If you are not remarkable in style and content, downloaders will graze upon you momentarily then move on. I think.
Sometimes someone comes up with the perfect thing for the time. EL James did that with 50 Shades of Grey. Rowling did it with Harry Potter. Who started the vampire craze was it Twilight or Anne Rice? They tap into something no one knew they wanted and are wildly successful.
You can't plan for that. You can try but I'm not aware of anyone who did this mechanically. These people wrote what they wanted and then the audience showed up.
Another way you can set yourself apart from the rest is by being talented.

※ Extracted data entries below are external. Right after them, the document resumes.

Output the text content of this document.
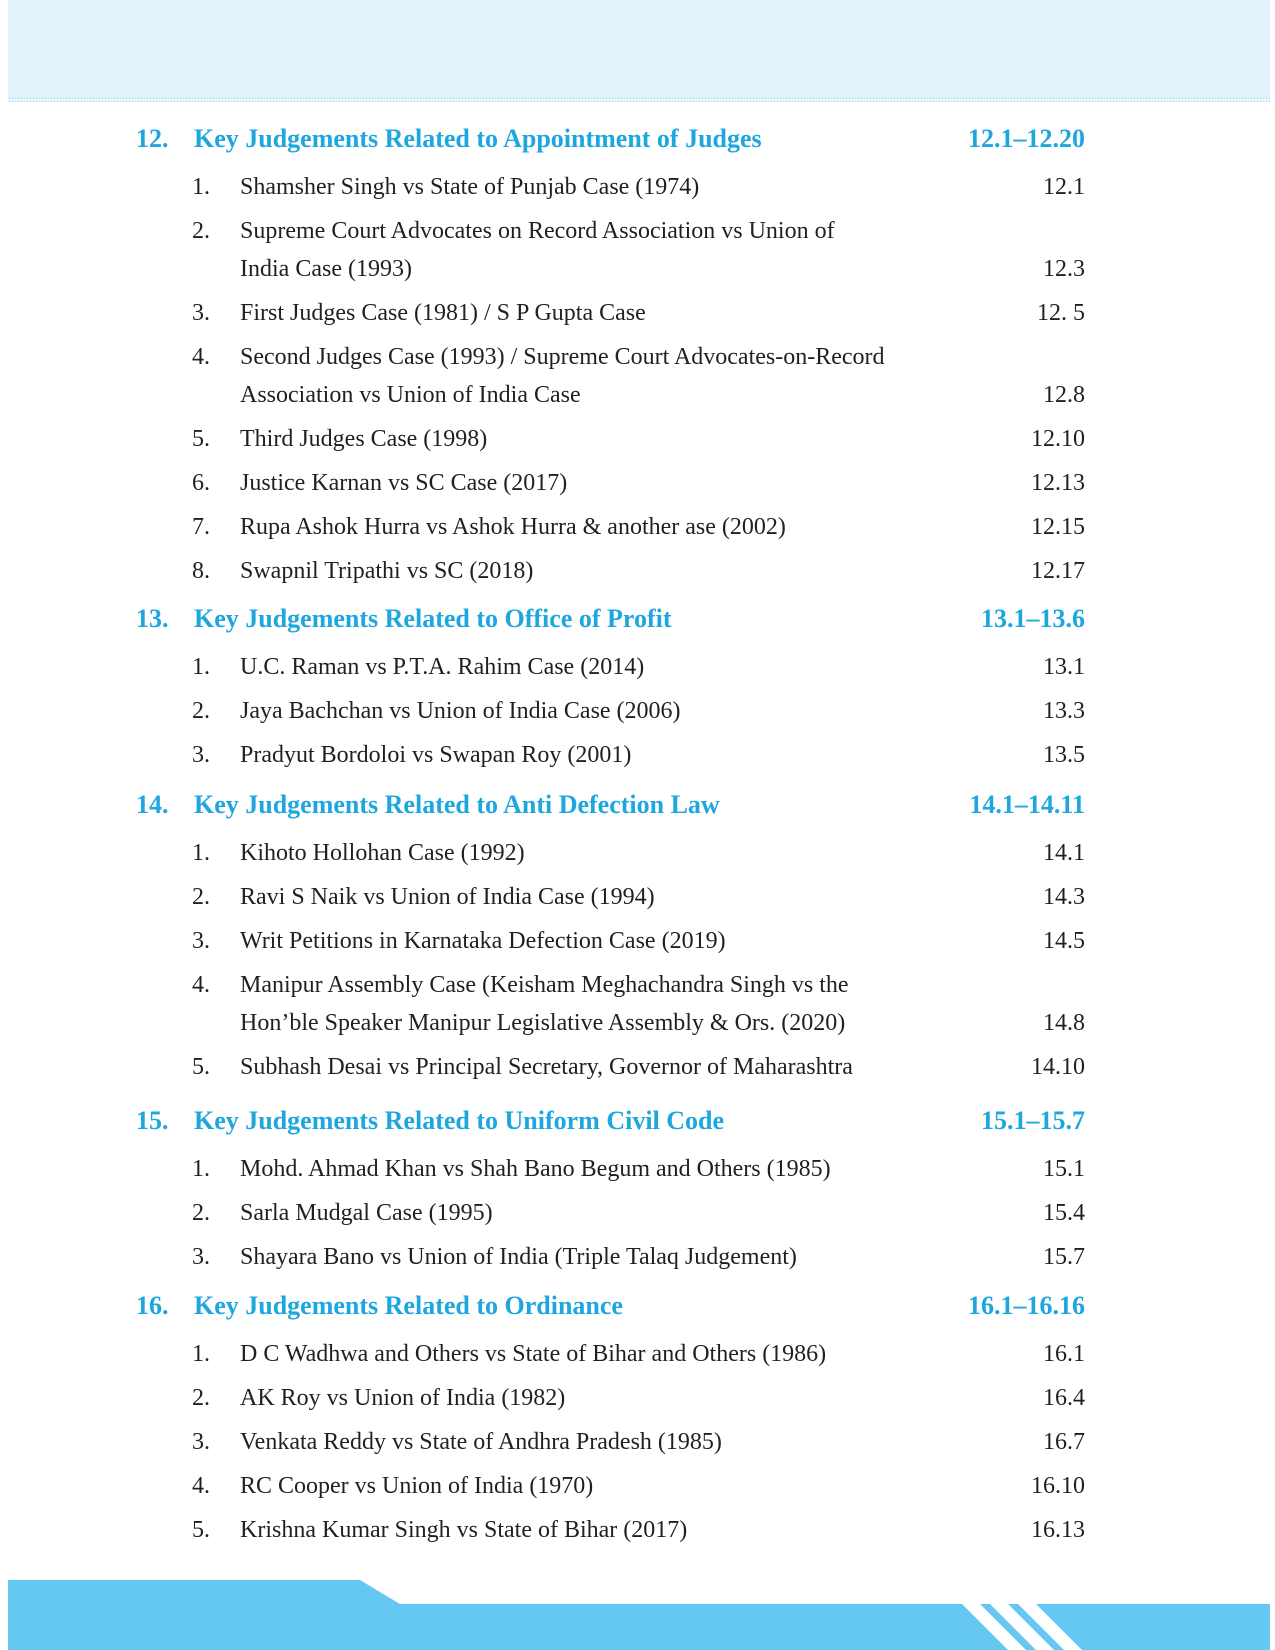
12. Key Judgements Related to Appointment of Judges	12.1–12.20
1. Shamsher Singh vs State of Punjab Case (1974)	12.1
2. Supreme Court Advocates on Record Association vs Union of
India Case (1993)	12.3
3. First Judges Case (1981) / S P Gupta Case	12. 5
4. Second Judges Case (1993) / Supreme Court Advocates-on-Record
Association vs Union of India Case	12.8
5. Third Judges Case (1998)	12.10
6. Justice Karnan vs SC Case (2017)	12.13
7. Rupa Ashok Hurra vs Ashok Hurra & another ase (2002)	12.15
8. Swapnil Tripathi vs SC (2018)	12.17
13. Key Judgements Related to Office of Profit	13.1–13.6
1. U.C. Raman vs P.T.A. Rahim Case (2014)	13.1
2. Jaya Bachchan vs Union of India Case (2006)	13.3
3. Pradyut Bordoloi vs Swapan Roy (2001)	13.5
14. Key Judgements Related to Anti Defection Law	14.1–14.11
1. Kihoto Hollohan Case (1992)	14.1
2. Ravi S Naik vs Union of India Case (1994)	14.3
3. Writ Petitions in Karnataka Defection Case (2019)	14.5
4. Manipur Assembly Case (Keisham Meghachandra Singh vs the
Hon’ble Speaker Manipur Legislative Assembly & Ors. (2020)	14.8
5. Subhash Desai vs Principal Secretary, Governor of Maharashtra	14.10
15. Key Judgements Related to Uniform Civil Code	15.1–15.7
1. Mohd. Ahmad Khan vs Shah Bano Begum and Others (1985)	15.1
2. Sarla Mudgal Case (1995)	15.4
3. Shayara Bano vs Union of India (Triple Talaq Judgement)	15.7
16. Key Judgements Related to Ordinance	16.1–16.16
1. D C Wadhwa and Others vs State of Bihar and Others (1986)	16.1
2. AK Roy vs Union of India (1982)	16.4
3. Venkata Reddy vs State of Andhra Pradesh (1985)	16.7
4. RC Cooper vs Union of India (1970)	16.10
5. Krishna Kumar Singh vs State of Bihar (2017)	16.13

We can't all be remarkably talented.
We can be skilled but that's work. It takes time. It also takes having the kind of mind that can conceive of improving and growing. Some people don't have that ability or thought process. They can be told how to improve but their minds can't work that out.

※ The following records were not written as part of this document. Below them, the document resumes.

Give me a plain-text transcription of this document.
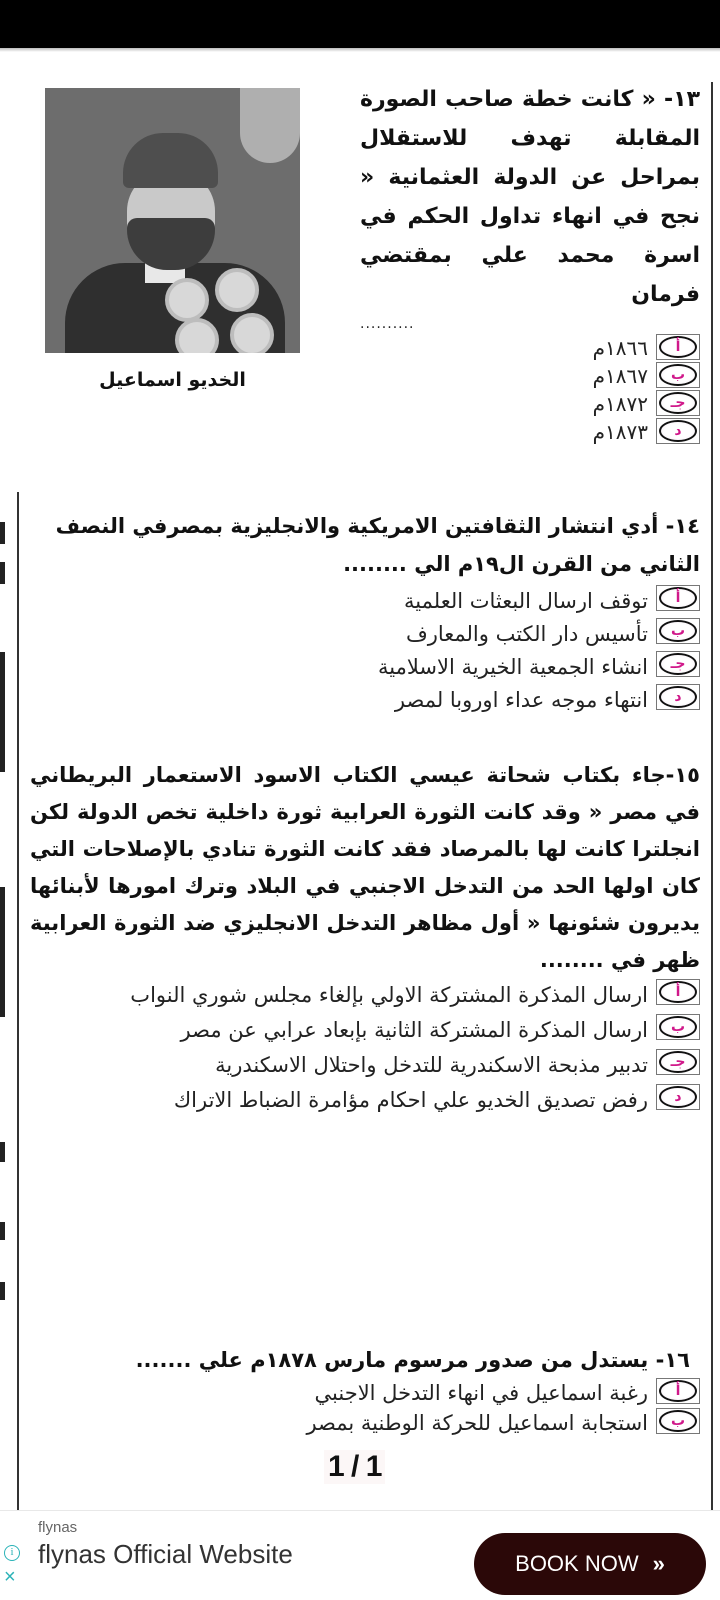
١٣- « كانت خطة صاحب الصورة المقابلة تهدف للاستقلال بمراحل عن الدولة العثمانية « نجح في انهاء تداول الحكم في اسرة محمد علي بمقتضي فرمان
..........
الخديو اسماعيل
أ
١٨٦٦م
ب
١٨٦٧م
جـ
١٨٧٢م
د
١٨٧٣م
١٤- أدي انتشار الثقافتين الامريكية والانجليزية بمصرفي النصف الثاني من القرن ال١٩م الي ........
أ
توقف ارسال البعثات العلمية
ب
تأسيس دار الكتب والمعارف
جـ
انشاء الجمعية الخيرية الاسلامية
د
انتهاء موجه عداء اوروبا لمصر
١٥-جاء بكتاب شحاتة عيسي الكتاب الاسود الاستعمار البريطاني في مصر « وقد كانت الثورة العرابية ثورة داخلية تخص الدولة لكن انجلترا كانت لها بالمرصاد فقد كانت الثورة تنادي بالإصلاحات التي كان اولها الحد من التدخل الاجنبي في البلاد وترك امورها لأبنائها يديرون شئونها « أول مظاهر التدخل الانجليزي ضد الثورة العرابية ظهر في ........
أ
ارسال المذكرة المشتركة الاولي بإلغاء مجلس شوري النواب
ب
ارسال المذكرة المشتركة الثانية بإبعاد عرابي عن مصر
جـ
تدبير مذبحة الاسكندرية للتدخل واحتلال الاسكندرية
د
رفض تصديق الخديو علي احكام مؤامرة الضباط الاتراك
١٦- يستدل من صدور مرسوم مارس ١٨٧٨م علي .......
أ
رغبة اسماعيل في انهاء التدخل الاجنبي
ب
استجابة اسماعيل للحركة الوطنية بمصر
1 / 1
flynas
i flynas Official Website
×
BOOK NOW »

So now that we have millions of books available, how do we set ourselves apart from the masses?
What do we have to offer that readers might want. Some people want to read the same book over and over again but with slightly different characters and situations. Other people might call this predictable. The flip side would be to call it comforting.
Find out what you can do then do that to the best of your ability. Try to determine what your weaknesses are and strengthen them.
This could be called branding yourself. If a reader wants to read a comforting book that isn't challenging, do that. Be the person who becomes known for that. Promo that.
If you're going to write about quirky characters in unpredictable situations, be that. Be the go-to-guy for that.
Figure out where you heart is and be that.
2 comments:
I think this is why series do so well. They offer the niche appeal, the something new, and the comfort of the familiar.
I think that's true. Once the characters and the basic situation is familiar, it becomes like a soap opera or Beowulf or Odysseus, very comfortable and reassuring. Humans like long-format storytelling. They have an investment in the characters who become progressively more identifiable and relateable. I love series stories.